Tu as souvent lorgné sur l’opulence de ton voisin, sa belle berline toujours très propre, ses habits, sa villa avec sa grande piscine donnant sur la baie alors que ton appartement était posé sur un terrain en friche entouré d’un grillage misérable. Tu savais qu’il traficotait, mais ton éducation et ta crainte des autorités t’empêchaient de suivre le même chemin.
Alors tu galérais, encore et encore.
Mais depuis hier, tout a changé sur ton île. Le destin a voulu que tu te sentes fort après l’ouragan. Tu as survécu, ta femme et le bébé aussi. Tu fais partie des chanceux ! Alors, lorsque tu passes devant cette armurerie éventrée, c’est un signe du destin, tu en es persuadé.
Ce reflet argenté, cette crosse lourde et puissante, c’est ta chance !
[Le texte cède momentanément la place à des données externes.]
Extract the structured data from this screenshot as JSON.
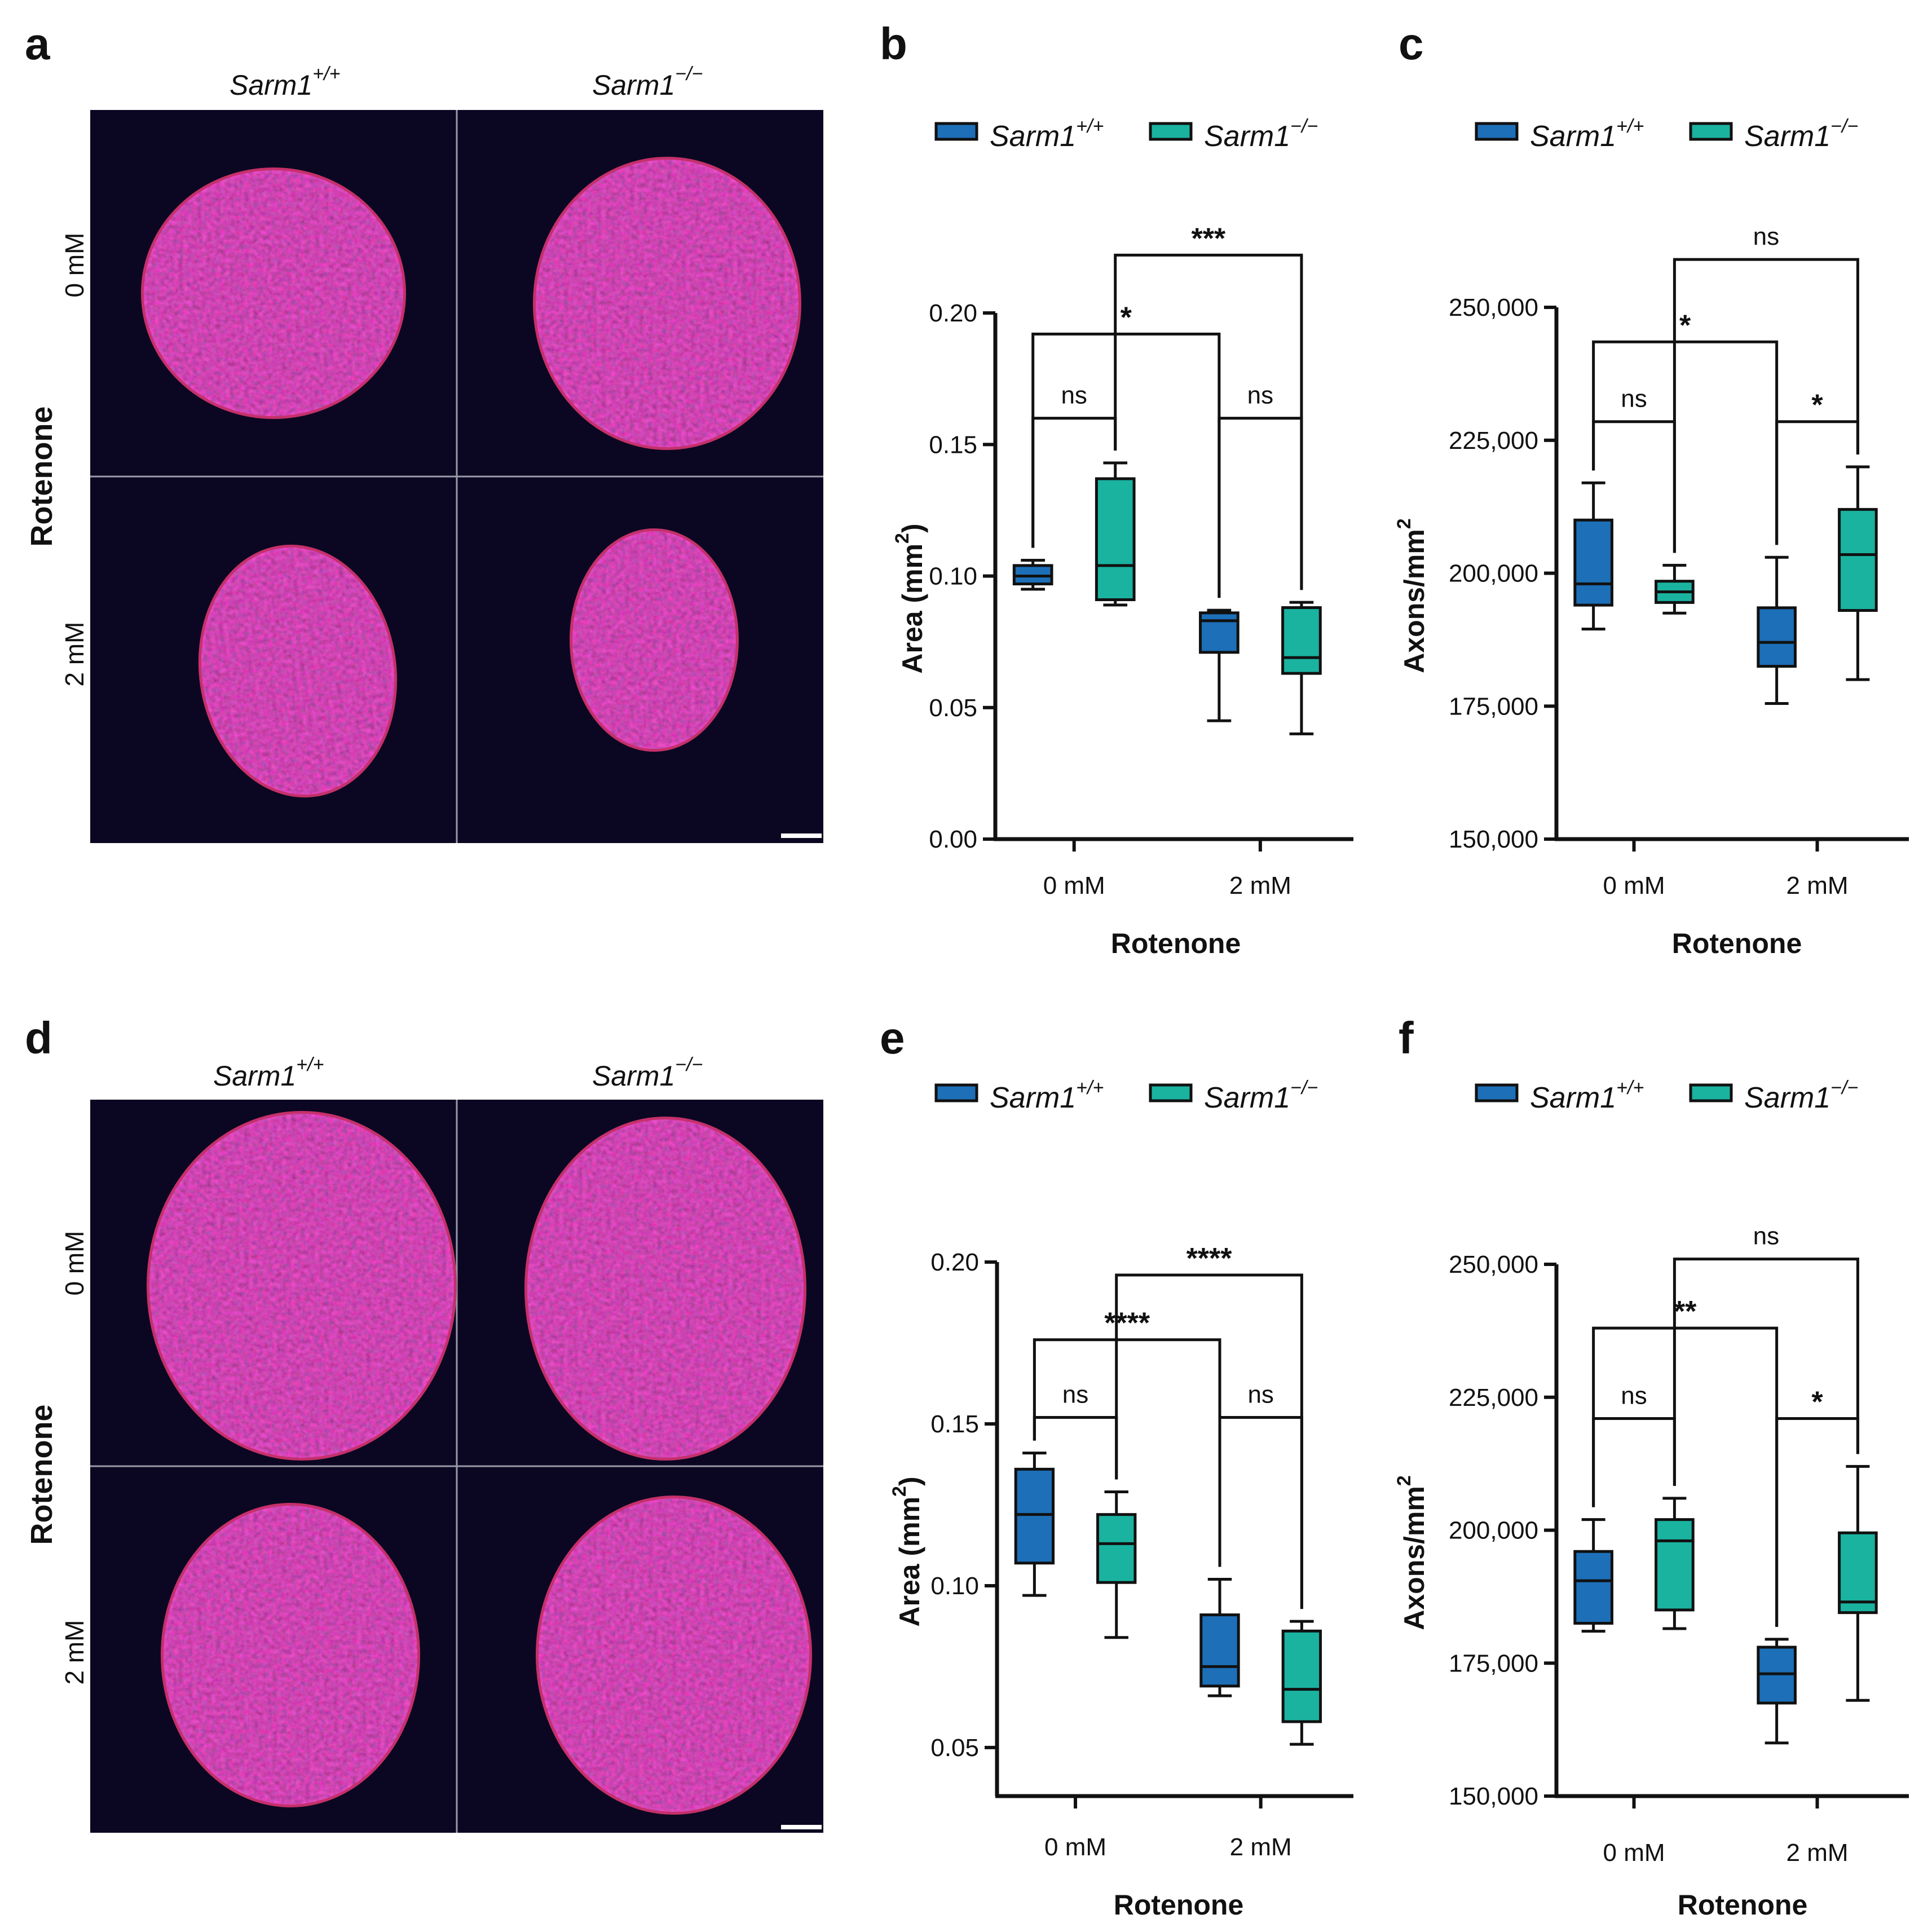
{
  "figure": {
    "panel_a": {
      "label": "a",
      "col_titles": [
        {
          "base": "Sarm1",
          "sup": "+/+"
        },
        {
          "base": "Sarm1",
          "sup": "−/−"
        }
      ],
      "row_titles": [
        "0 mM",
        "2 mM"
      ],
      "side_title": "Rotenone"
    },
    "panel_d": {
      "label": "d",
      "col_titles": [
        {
          "base": "Sarm1",
          "sup": "+/+"
        },
        {
          "base": "Sarm1",
          "sup": "−/−"
        }
      ],
      "row_titles": [
        "0 mM",
        "2 mM"
      ],
      "side_title": "Rotenone"
    }
  },
  "colors": {
    "wt": "#1d6fb8",
    "ko": "#1ab3a0",
    "image_bg": "#0b0722",
    "tissue": "#8a1f3c",
    "tissue_edge": "#c5306a",
    "nuclei": "#3a2bb0"
  },
  "chart_data": [
    {
      "id": "b",
      "label": "b",
      "type": "box",
      "legend": [
        {
          "base": "Sarm1",
          "sup": "+/+"
        },
        {
          "base": "Sarm1",
          "sup": "−/−"
        }
      ],
      "categories": [
        "0 mM",
        "2 mM"
      ],
      "xlabel": "Rotenone",
      "ylabel": {
        "base": "Area (mm",
        "sup": "2",
        "end": ")"
      },
      "ylim": [
        0.0,
        0.2
      ],
      "yticks": [
        0.0,
        0.05,
        0.1,
        0.15,
        0.2
      ],
      "ytick_labels": [
        "0.00",
        "0.05",
        "0.10",
        "0.15",
        "0.20"
      ],
      "series": [
        {
          "name": "Sarm1+/+",
          "boxes": [
            {
              "min": 0.095,
              "q1": 0.097,
              "median": 0.1,
              "q3": 0.104,
              "max": 0.106
            },
            {
              "min": 0.045,
              "q1": 0.071,
              "median": 0.083,
              "q3": 0.086,
              "max": 0.087
            }
          ]
        },
        {
          "name": "Sarm1−/−",
          "boxes": [
            {
              "min": 0.089,
              "q1": 0.091,
              "median": 0.104,
              "q3": 0.137,
              "max": 0.143
            },
            {
              "min": 0.04,
              "q1": 0.063,
              "median": 0.069,
              "q3": 0.088,
              "max": 0.09
            }
          ]
        }
      ],
      "comparisons": [
        {
          "a": [
            0,
            0
          ],
          "b": [
            0,
            1
          ],
          "label": "ns",
          "y": 0.16
        },
        {
          "a": [
            1,
            0
          ],
          "b": [
            1,
            1
          ],
          "label": "ns",
          "y": 0.16
        },
        {
          "a": [
            0,
            0
          ],
          "b": [
            1,
            0
          ],
          "label": "*",
          "y": 0.192
        },
        {
          "a": [
            0,
            1
          ],
          "b": [
            1,
            1
          ],
          "label": "***",
          "y": 0.222
        }
      ]
    },
    {
      "id": "c",
      "label": "c",
      "type": "box",
      "legend": [
        {
          "base": "Sarm1",
          "sup": "+/+"
        },
        {
          "base": "Sarm1",
          "sup": "−/−"
        }
      ],
      "categories": [
        "0 mM",
        "2 mM"
      ],
      "xlabel": "Rotenone",
      "ylabel": {
        "base": "Axons/mm",
        "sup": "2",
        "end": ""
      },
      "ylim": [
        150000,
        250000
      ],
      "yticks": [
        150000,
        175000,
        200000,
        225000,
        250000
      ],
      "ytick_labels": [
        "150,000",
        "175,000",
        "200,000",
        "225,000",
        "250,000"
      ],
      "series": [
        {
          "name": "Sarm1+/+",
          "boxes": [
            {
              "min": 189500,
              "q1": 194000,
              "median": 198000,
              "q3": 210000,
              "max": 217000
            },
            {
              "min": 175500,
              "q1": 182500,
              "median": 187000,
              "q3": 193500,
              "max": 203000
            }
          ]
        },
        {
          "name": "Sarm1−/−",
          "boxes": [
            {
              "min": 192500,
              "q1": 194500,
              "median": 196500,
              "q3": 198500,
              "max": 201500
            },
            {
              "min": 180000,
              "q1": 193000,
              "median": 203500,
              "q3": 212000,
              "max": 220000
            }
          ]
        }
      ],
      "comparisons": [
        {
          "a": [
            0,
            0
          ],
          "b": [
            0,
            1
          ],
          "label": "ns",
          "y": 228500
        },
        {
          "a": [
            1,
            0
          ],
          "b": [
            1,
            1
          ],
          "label": "*",
          "y": 228500
        },
        {
          "a": [
            0,
            0
          ],
          "b": [
            1,
            0
          ],
          "label": "*",
          "y": 243500
        },
        {
          "a": [
            0,
            1
          ],
          "b": [
            1,
            1
          ],
          "label": "ns",
          "y": 259000
        }
      ]
    },
    {
      "id": "e",
      "label": "e",
      "type": "box",
      "legend": [
        {
          "base": "Sarm1",
          "sup": "+/+"
        },
        {
          "base": "Sarm1",
          "sup": "−/−"
        }
      ],
      "categories": [
        "0 mM",
        "2 mM"
      ],
      "xlabel": "Rotenone",
      "ylabel": {
        "base": "Area (mm",
        "sup": "2",
        "end": ")"
      },
      "ylim": [
        0.035,
        0.2
      ],
      "yticks": [
        0.05,
        0.1,
        0.15,
        0.2
      ],
      "ytick_labels": [
        "0.05",
        "0.10",
        "0.15",
        "0.20"
      ],
      "series": [
        {
          "name": "Sarm1+/+",
          "boxes": [
            {
              "min": 0.097,
              "q1": 0.107,
              "median": 0.122,
              "q3": 0.136,
              "max": 0.141
            },
            {
              "min": 0.066,
              "q1": 0.069,
              "median": 0.075,
              "q3": 0.091,
              "max": 0.102
            }
          ]
        },
        {
          "name": "Sarm1−/−",
          "boxes": [
            {
              "min": 0.084,
              "q1": 0.101,
              "median": 0.113,
              "q3": 0.122,
              "max": 0.129
            },
            {
              "min": 0.051,
              "q1": 0.058,
              "median": 0.068,
              "q3": 0.086,
              "max": 0.089
            }
          ]
        }
      ],
      "comparisons": [
        {
          "a": [
            0,
            0
          ],
          "b": [
            0,
            1
          ],
          "label": "ns",
          "y": 0.152
        },
        {
          "a": [
            1,
            0
          ],
          "b": [
            1,
            1
          ],
          "label": "ns",
          "y": 0.152
        },
        {
          "a": [
            0,
            0
          ],
          "b": [
            1,
            0
          ],
          "label": "****",
          "y": 0.176
        },
        {
          "a": [
            0,
            1
          ],
          "b": [
            1,
            1
          ],
          "label": "****",
          "y": 0.196
        }
      ]
    },
    {
      "id": "f",
      "label": "f",
      "type": "box",
      "legend": [
        {
          "base": "Sarm1",
          "sup": "+/+"
        },
        {
          "base": "Sarm1",
          "sup": "−/−"
        }
      ],
      "categories": [
        "0 mM",
        "2 mM"
      ],
      "xlabel": "Rotenone",
      "ylabel": {
        "base": "Axons/mm",
        "sup": "2",
        "end": ""
      },
      "ylim": [
        150000,
        250000
      ],
      "yticks": [
        150000,
        175000,
        200000,
        225000,
        250000
      ],
      "ytick_labels": [
        "150,000",
        "175,000",
        "200,000",
        "225,000",
        "250,000"
      ],
      "series": [
        {
          "name": "Sarm1+/+",
          "boxes": [
            {
              "min": 181000,
              "q1": 182500,
              "median": 190500,
              "q3": 196000,
              "max": 202000
            },
            {
              "min": 160000,
              "q1": 167500,
              "median": 173000,
              "q3": 178000,
              "max": 179500
            }
          ]
        },
        {
          "name": "Sarm1−/−",
          "boxes": [
            {
              "min": 181500,
              "q1": 185000,
              "median": 198000,
              "q3": 202000,
              "max": 206000
            },
            {
              "min": 168000,
              "q1": 184500,
              "median": 186500,
              "q3": 199500,
              "max": 212000
            }
          ]
        }
      ],
      "comparisons": [
        {
          "a": [
            0,
            0
          ],
          "b": [
            0,
            1
          ],
          "label": "ns",
          "y": 221000
        },
        {
          "a": [
            1,
            0
          ],
          "b": [
            1,
            1
          ],
          "label": "*",
          "y": 221000
        },
        {
          "a": [
            0,
            0
          ],
          "b": [
            1,
            0
          ],
          "label": "**",
          "y": 238000
        },
        {
          "a": [
            0,
            1
          ],
          "b": [
            1,
            1
          ],
          "label": "ns",
          "y": 251000
        }
      ]
    }
  ]
}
Désormais, on te respectera, c’est toi la loi. De toute façon Irma a tout détruit sur ton passage. Tout le monde pleure alors que toi tu y vois un signe de Dieu : enfin égaux ! Les riches vont enfin morfler ! Comme toi, ils vont apprendre à vivre avec ce qui reste.
Tu tiens dans ta main ce qui va enfin transformer ta vie, et cette arme est le prolongement de ton bras. Elle est l’incarnation de ta puissance, de ton nouveau moi enfin révélé.